Les occlusions de veines rétiniennes peuvent concerner la veine centrale de l’œil ou l’une de ses branches.
L’origine exacte est inconnue. Cependant, dans les occlusions de branches veineuses, l’artério-sclérose et l’hypertension artérielle jouent un rôle dans la survenue de la maladie. Les occlusions se traduisent par une baisse d’acuité visuelle associée à un flou visuel.
Des examens complémentaires sont nécessaires : tomographie à cohérence optique ou OCT, angiographie à la fluorescéine. Ces examens permettent de préciser le type et la localisation de l’occlusion.
Habituellement les occlusions de veines rétiniennes vont nécessiter un bilan général à la recherche des facteurs de risque de l’artério sclérose (hypertension artérielle, cholestérol, diabète, syndrome d’apnée du sommeil).
Au niveau de l’œil, les occlusions peuvent entraîner une souffrance périphérique de la rétine avec manque l’oxygène (ischémie). Dans ces cas, le traitement consiste en une photocoagulation des territoires ischémiques pouvant aller jusqu’à la photocoagulation de l’ensemble de la rétine périphérique (photocoagulation pan-rétinienne).

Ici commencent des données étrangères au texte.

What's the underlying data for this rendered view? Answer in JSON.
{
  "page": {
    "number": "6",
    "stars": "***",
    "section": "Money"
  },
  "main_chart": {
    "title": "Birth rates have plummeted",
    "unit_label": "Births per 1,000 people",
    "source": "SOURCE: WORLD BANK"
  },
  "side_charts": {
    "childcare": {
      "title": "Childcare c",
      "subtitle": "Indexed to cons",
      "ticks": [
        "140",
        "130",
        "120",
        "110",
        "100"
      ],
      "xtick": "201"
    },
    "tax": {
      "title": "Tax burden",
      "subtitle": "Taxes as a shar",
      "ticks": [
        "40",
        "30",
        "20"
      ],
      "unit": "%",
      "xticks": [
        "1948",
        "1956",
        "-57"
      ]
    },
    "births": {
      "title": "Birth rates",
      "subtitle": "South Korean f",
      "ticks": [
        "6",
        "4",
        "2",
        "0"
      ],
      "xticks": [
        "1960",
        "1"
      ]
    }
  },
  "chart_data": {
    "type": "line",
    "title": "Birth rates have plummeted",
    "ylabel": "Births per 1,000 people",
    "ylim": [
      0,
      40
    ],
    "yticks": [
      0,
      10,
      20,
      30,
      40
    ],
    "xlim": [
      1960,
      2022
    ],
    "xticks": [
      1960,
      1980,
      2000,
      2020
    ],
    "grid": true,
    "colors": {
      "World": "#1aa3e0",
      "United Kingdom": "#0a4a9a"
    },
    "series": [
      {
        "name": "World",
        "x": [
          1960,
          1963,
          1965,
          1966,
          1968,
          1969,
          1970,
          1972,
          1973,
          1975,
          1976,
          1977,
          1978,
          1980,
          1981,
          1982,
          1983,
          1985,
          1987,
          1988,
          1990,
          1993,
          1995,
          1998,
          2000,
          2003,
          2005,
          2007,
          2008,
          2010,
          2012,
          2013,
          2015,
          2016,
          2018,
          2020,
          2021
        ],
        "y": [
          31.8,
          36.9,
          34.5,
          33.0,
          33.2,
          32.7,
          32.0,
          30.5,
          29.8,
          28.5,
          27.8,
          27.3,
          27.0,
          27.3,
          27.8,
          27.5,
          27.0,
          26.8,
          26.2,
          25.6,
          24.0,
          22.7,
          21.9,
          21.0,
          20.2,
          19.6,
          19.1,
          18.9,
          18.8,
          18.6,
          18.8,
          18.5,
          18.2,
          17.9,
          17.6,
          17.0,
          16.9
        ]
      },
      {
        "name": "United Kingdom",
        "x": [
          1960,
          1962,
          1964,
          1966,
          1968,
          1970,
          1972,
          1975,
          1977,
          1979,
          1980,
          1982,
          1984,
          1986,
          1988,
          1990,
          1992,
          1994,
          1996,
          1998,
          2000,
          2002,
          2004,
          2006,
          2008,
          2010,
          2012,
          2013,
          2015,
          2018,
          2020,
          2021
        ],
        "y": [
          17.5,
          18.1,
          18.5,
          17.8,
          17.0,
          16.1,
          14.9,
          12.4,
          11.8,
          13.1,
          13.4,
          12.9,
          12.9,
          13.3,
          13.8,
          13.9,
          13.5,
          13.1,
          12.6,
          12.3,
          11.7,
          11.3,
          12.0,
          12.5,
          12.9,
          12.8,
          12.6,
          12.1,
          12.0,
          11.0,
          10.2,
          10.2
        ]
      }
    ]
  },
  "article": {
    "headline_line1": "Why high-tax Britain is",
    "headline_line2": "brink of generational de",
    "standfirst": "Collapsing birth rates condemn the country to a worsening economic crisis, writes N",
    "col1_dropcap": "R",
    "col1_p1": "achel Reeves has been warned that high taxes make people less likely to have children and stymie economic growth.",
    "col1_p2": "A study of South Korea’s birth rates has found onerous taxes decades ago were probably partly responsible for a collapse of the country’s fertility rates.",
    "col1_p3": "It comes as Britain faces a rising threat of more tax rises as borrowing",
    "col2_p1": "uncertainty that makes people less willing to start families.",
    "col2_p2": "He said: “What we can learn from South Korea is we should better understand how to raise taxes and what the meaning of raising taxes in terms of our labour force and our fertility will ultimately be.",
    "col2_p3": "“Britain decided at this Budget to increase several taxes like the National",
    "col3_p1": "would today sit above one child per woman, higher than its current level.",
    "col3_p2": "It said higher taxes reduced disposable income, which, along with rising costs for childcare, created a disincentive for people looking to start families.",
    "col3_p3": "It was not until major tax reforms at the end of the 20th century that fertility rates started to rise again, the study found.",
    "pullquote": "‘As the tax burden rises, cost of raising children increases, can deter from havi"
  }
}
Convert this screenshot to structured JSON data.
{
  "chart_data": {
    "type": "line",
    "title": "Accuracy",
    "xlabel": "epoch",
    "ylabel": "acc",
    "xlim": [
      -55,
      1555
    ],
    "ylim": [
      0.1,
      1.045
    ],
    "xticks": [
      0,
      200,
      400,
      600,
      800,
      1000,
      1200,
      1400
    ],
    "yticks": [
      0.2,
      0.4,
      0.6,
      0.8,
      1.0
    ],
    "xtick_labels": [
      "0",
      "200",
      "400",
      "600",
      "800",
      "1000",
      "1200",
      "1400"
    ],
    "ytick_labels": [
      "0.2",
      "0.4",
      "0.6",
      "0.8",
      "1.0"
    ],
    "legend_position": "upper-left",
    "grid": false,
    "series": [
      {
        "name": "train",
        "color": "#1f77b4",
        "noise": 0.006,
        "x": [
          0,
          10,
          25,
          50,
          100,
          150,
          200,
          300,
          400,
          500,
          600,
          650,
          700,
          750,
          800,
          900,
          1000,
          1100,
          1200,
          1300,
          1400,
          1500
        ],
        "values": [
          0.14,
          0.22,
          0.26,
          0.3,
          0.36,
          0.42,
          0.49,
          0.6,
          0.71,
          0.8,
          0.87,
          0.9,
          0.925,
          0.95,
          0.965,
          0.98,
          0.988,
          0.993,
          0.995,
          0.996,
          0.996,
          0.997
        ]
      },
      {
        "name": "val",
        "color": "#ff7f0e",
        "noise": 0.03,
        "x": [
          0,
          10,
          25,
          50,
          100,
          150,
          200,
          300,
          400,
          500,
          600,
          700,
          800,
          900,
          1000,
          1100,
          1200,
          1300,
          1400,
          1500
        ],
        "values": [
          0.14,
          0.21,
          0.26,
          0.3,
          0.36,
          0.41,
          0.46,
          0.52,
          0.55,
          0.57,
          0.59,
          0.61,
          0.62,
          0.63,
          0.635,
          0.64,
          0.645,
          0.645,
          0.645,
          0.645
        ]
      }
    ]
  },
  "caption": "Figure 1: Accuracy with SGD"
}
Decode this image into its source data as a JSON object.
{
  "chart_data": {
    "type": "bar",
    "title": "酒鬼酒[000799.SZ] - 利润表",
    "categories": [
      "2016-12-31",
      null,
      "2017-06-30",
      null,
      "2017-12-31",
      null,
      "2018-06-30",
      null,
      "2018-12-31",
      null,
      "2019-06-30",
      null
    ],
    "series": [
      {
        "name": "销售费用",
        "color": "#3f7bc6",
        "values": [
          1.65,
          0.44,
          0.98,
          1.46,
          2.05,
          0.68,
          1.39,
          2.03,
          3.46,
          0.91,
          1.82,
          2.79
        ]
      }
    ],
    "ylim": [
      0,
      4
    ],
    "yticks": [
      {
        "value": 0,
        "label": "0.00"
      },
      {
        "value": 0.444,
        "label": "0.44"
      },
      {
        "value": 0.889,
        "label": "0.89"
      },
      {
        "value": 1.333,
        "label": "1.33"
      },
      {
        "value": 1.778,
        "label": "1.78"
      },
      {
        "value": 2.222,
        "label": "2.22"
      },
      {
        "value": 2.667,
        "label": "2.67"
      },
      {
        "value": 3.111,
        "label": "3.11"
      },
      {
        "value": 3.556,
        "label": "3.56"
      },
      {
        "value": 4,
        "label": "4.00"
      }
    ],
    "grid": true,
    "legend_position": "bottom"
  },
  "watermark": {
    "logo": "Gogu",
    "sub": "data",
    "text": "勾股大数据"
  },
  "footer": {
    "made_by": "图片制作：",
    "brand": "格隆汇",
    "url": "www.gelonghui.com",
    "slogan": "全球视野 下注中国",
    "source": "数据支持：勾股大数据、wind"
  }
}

L’autre conséquence de l’occlusion est la survenue d’un œdème de la macula. Ces oedèmes peuvent bénéficier de traitements laser mais les traitements plus récents font appel aux injections intra vitréennes de médicaments (anti-VEGF et corticoides).
Selon la forme que vous présentez, il vous sera donc proposé soit des traitements laser, soit des traitements par injections intra vitréennes. Dans ce dernier cas, le médecin discutera avec vous des avantages et inconvénients respectifs des différentes molécules à disposition.
Les traitements doivent être surveillés par la réalisation d’examen en particulier l’OCT, les rétinographies et parfois les angiographies à la fluorescéine.
Glaucome
Le glaucome chronique est une maladie dégénérative du nerf optique. En l’absence de prise en charge c’est une maladie grave, potentiellement cécitante. Le glaucome est totalement asymptomatique au début de son évolution d’où l’importance du dépistage systématique chez l’ophtalmologiste à partir de 45 ans, surtout en cas d’antécédents familiaux.
Le glaucome est dans la plupart des cas lié à une pression intra-oculaire trop élevée, mais il existe également d’autres facteurs de risque (antécédents familiaux, facteurs vasculaires).
Sans traitement, l’évolution va se faire par une perte progressive du champ visuel, au départ non perçue par le patient mais qui va s’aggraver inéluctablement.
Cette maladie nécessite donc une surveillance clinique et paraclinique régulière avec réalisation d’un examen clinique, d’un relevé du champ visuel et d’un OCT du nerf optique.
Les alternatives thérapeutiques se discutent au cas par cas entre collyres hypotonisants, lasers et chirurgie.